Le rugby français étranger à lui-même

C’était une des mesures phare du programme de Bernard Laporte. Elle a été officiellement annoncée par le neo-président de la FFR : désormais, il faudra posséder un passeport français pour prétendre au maillot frappé du coq.

Celui qui, lorsqu’il occupait les fonctions de sélectionneur national, n’hésita pas à appeler des joueurs étrangers en Equipe de France refuse aujourd’hui ce privilège à d’éventuels candidats venus d’ailleurs. Cette mesure est bien plus sévère que la réglementation de World Rugby qui autorise un rugbyman étranger à postuler dès lors qu’il n’a pas revêtu une autre tunique internationale auparavant et qu’il joue depuis au moins trois ans sur le territoire du pays qu’il ambitionne de représenter.

Cette décision à pour objet, dit-on, d’adresser un signal fort en faveur de la formation et de rappeler que le maillot bleu doit aller à ceux qui le considèrent davantage qu’une ligne supplémentaire sur le CV permettant d’augmenter sa rémunération. Soit. Mais elle apparaît relever davantage de l’argument électoraliste que d’une mesure vraiment efficace pour le XV de France. Plus ennuyeux, elle remet en cause une tradition aussi vieille que le rugby.

En premier lieu, ce n’est certainement pas en interdisant aux étrangers de postuler qu’on améliorera mécaniquement le niveau des joueurs français. Pour cela, il faut bien sûr les former mais aussi et surtout leur donner la chance d’évoluer au plus haut niveau. Or, on ne peut pas vraiment dire que notre Top14 favorise la chose, lui qui fait la part belle aux joueurs non sélectionnables à certains postes.

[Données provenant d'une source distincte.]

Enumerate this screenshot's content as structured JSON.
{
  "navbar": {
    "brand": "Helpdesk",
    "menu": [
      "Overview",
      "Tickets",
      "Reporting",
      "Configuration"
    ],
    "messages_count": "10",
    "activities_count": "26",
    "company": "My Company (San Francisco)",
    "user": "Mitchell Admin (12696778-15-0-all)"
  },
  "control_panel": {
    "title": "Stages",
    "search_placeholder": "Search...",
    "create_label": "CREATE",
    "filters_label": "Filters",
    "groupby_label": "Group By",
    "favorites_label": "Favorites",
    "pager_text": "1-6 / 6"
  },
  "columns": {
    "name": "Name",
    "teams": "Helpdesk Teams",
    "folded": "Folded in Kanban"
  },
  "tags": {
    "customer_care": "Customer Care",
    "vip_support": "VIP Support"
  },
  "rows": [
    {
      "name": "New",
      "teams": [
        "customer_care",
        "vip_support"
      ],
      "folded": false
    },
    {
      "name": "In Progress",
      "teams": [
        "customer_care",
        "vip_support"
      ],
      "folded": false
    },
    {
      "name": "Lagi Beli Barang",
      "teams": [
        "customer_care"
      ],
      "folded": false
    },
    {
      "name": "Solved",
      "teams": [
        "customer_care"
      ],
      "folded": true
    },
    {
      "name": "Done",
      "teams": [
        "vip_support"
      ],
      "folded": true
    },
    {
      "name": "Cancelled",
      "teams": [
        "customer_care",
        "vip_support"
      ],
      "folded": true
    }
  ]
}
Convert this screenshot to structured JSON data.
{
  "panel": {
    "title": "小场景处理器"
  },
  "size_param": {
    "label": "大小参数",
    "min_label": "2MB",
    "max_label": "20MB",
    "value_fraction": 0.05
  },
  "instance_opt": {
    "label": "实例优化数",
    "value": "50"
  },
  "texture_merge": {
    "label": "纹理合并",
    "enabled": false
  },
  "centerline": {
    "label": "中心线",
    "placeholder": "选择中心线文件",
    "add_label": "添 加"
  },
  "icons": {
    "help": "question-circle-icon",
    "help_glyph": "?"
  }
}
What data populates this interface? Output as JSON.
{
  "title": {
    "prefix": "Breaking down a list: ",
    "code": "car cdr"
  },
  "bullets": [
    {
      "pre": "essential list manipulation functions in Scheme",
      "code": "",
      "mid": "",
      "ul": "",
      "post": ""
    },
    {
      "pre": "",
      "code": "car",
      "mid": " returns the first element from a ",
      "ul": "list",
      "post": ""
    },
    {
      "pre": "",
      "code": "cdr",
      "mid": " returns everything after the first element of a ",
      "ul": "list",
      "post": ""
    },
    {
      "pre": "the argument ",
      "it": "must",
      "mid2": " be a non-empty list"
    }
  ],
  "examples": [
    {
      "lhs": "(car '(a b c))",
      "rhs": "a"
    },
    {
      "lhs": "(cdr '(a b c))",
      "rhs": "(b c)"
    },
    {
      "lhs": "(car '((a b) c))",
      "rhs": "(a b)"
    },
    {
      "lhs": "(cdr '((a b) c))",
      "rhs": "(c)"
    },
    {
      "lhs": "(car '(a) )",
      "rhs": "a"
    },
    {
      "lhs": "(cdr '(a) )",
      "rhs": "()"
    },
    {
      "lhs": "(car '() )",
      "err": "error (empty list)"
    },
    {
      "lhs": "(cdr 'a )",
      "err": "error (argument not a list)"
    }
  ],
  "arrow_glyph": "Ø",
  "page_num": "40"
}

Ensuite, et surtout, le rugby français comme anglo-saxon ont dès l’origine ouvert leurs sélections à des joueurs ne possédant pas leur nationalité. Pour son premier match officiel en 1906 face à la Nouvelle-Zélande, le XV de France comptait en son sein un Anglais et un Américain. En face, le capitaine des All Blacks, Dave Gallagher, pouvait fièrement revendiquer d’être né à Ramelton, en Irlande.

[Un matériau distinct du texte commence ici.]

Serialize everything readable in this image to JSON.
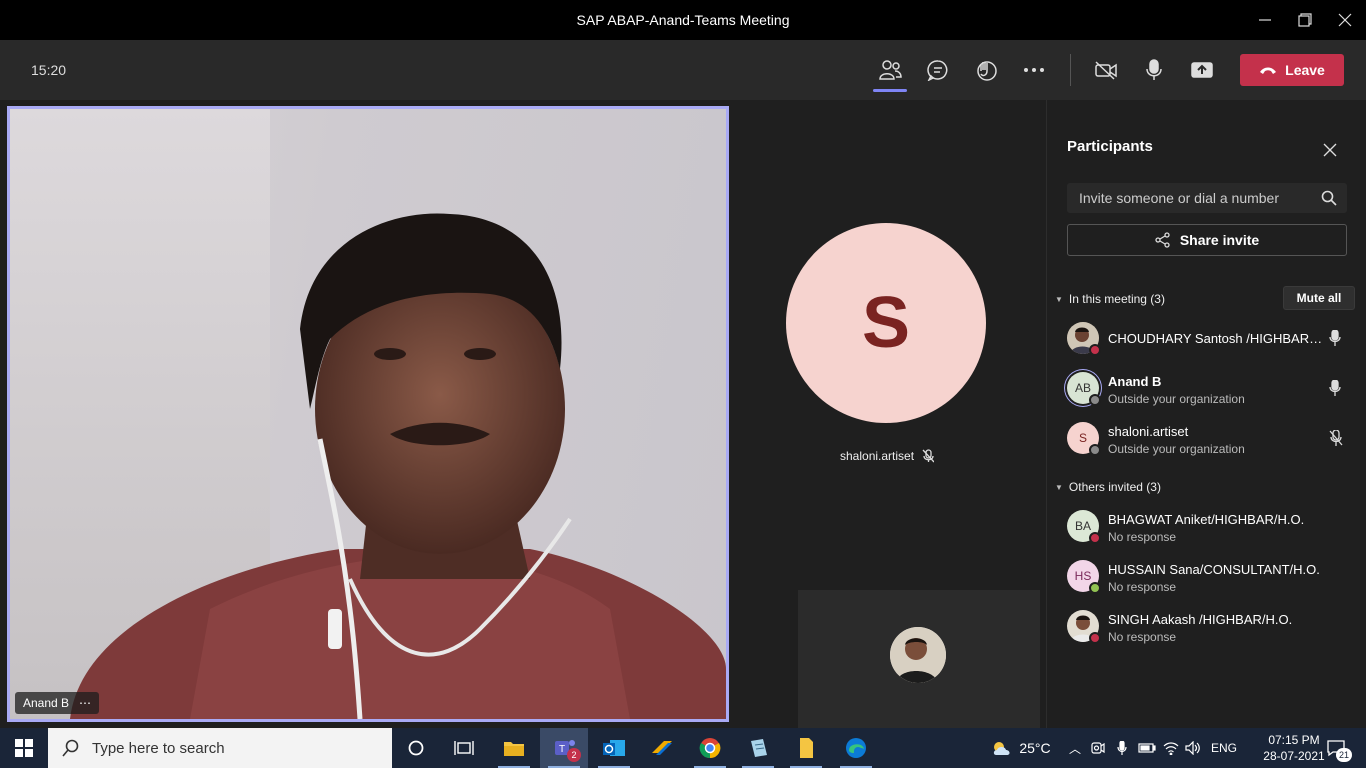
{
  "window": {
    "title": "SAP ABAP-Anand-Teams Meeting"
  },
  "meeting": {
    "timer": "15:20",
    "leave_label": "Leave"
  },
  "stage": {
    "main_video_name": "Anand B",
    "tile_initial": "S",
    "tile_name": "shaloni.artiset"
  },
  "participants": {
    "title": "Participants",
    "search_placeholder": "Invite someone or dial a number",
    "share_label": "Share invite",
    "in_meeting_label": "In this meeting (3)",
    "mute_all_label": "Mute all",
    "in_meeting": [
      {
        "name": "CHOUDHARY Santosh /HIGHBAR/H.O.",
        "sub": "",
        "initials": "",
        "status": "busy",
        "mic": "on"
      },
      {
        "name": "Anand B",
        "sub": "Outside your organization",
        "initials": "AB",
        "status": "unknown",
        "mic": "on"
      },
      {
        "name": "shaloni.artiset",
        "sub": "Outside your organization",
        "initials": "S",
        "status": "unknown",
        "mic": "muted"
      }
    ],
    "others_label": "Others invited (3)",
    "others": [
      {
        "name": "BHAGWAT Aniket/HIGHBAR/H.O.",
        "sub": "No response",
        "initials": "BA",
        "status": "busy"
      },
      {
        "name": "HUSSAIN Sana/CONSULTANT/H.O.",
        "sub": "No response",
        "initials": "HS",
        "status": "available"
      },
      {
        "name": "SINGH Aakash /HIGHBAR/H.O.",
        "sub": "No response",
        "initials": "",
        "status": "busy"
      }
    ]
  },
  "taskbar": {
    "search_placeholder": "Type here to search",
    "teams_badge": "2",
    "weather": "25°C",
    "language": "ENG",
    "time": "07:15 PM",
    "date": "28-07-2021",
    "notifications": "21"
  },
  "colors": {
    "leave": "#c4314b",
    "accent": "#7f85f5",
    "busy": "#c4314b",
    "available": "#92c353"
  }
}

S’il ne fait aucun doute qu’une équipe nationale doit privilégier ses ressortissants et ceux qui ont un attachement fort au pays qu’ils veulent représenter – sinon il faudrait lui donner une autre appellation – annoncer qu’on en privera tout joueur n’ayant pas la nationalité française ne donne pas vraiment l’image d’ouverture qui semble-t-il a toujours collé au rugby en général et au nôtre en particulier. En promulguant cet interdit, le rugby de France est quelque peu devenu étranger à lui-même.

Les excès d’un passé récent nécessitaient certainement de revenir à davantage de mesure. Mais il semblerait qu’en France il soit impossible d’adopter une telle attitude sans au mieux légiférer et au pire fonctionner par oukases.

Certainement parce que nos faiblesses en anglais nous empêchent d’appréhender pleinement le sens de la notion de « gentleman’s agreement ».